Kris Davis - Rye Eclipse
Sie winden sich, und sie schlagen sich, sie lachen, und sie küssen sich, sie vergraben sich, und sie brechen wieder aus.
Sie kämpfen. Um jeden Ton.
Ein schier endloses Auf und Ab. Die harten, perkussiven Hammerschläge auf das Klavier wirken wie vom Irrsinn getrieben. Repetitiv schlängelt sich Davis' Piano durch ein manchmal gar undurchdringbares Geäst, einem Wirrwarr von Sounds, die ihre Musiker Tony Malaby am Saxofon, Bassist Eivind Opsvik und Drummer Jeff Davis wie entfesselt aus ihren Instrumenten locken.

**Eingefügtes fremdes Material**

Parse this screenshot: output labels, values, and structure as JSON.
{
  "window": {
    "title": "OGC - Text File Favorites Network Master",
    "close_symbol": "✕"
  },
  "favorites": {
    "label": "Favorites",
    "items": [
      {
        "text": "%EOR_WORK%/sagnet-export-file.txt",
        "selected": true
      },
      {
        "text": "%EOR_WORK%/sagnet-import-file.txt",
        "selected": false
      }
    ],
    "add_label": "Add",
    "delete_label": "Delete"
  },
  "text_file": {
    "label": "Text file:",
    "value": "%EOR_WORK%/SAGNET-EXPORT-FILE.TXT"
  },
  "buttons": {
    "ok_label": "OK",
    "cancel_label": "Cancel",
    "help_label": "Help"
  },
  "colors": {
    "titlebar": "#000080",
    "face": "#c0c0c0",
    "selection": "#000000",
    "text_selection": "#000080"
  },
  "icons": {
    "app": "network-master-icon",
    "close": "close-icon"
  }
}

Es brodelt, es ist unheimlich, es schleicht und springt wie der Tasmanische Teufel. Dann kommen sie zur Ruhe, ohne dabei ihre Rastlosigkeit ab zu legen.
Die unkonventionellen Kompositionen der jungen kanadischen Pianistin Kris Davis wirken wie künftige Monumente. In den gewalt(tät)igen Augenblicken wie vom Erdboden aufgerissener Asphalt, wie Beton und Stahl, der sich aus dem Untergrund streng blitzend in die Höhe schraubt, und wie ein angeschossenes Raubtier, wenn die Stille kommt. Malabys Anblasen fliegt wie ein verirrter Schleier in die Nacht. Sein Solospiel ist expressiv und aufwühlend, seine melodischen Improvisationen wie in "Prairie Eyes" anmutig. Davis' Pianofiguren dominieren weite Teile von "Rye Eclipse", ordnen sich aber nach der werweißwievielten Drehung unter Hypnose in den Klangdunst ein.
"Sie kämpfen. Um jeden Ton." Und sie tun es tatsächlich. Keine martialische Schlacht im Sinne einer Anstrengung, die vonnöten wäre, um den korrekten Ton zu finden. Viel mehr ist es das Streben, im allumfassenden Kontext von "Rye Eclipse" zu bleiben. Das Gespür, den Fokus nicht nur auf das eigene Instrument, die Mitmusiker und den exakten, gegenwärtigen Moment zu lenken, sondern instinktiv zu spüren, was diese Musik wirklich benötigt. Im Klang. Im Ursprung. In der Wirkung. Dieses große, letzte Verständnis wird von diesen vier Musikern geradewegs atemberaubend gelebt: sophisticated, urban und himmlisch frei.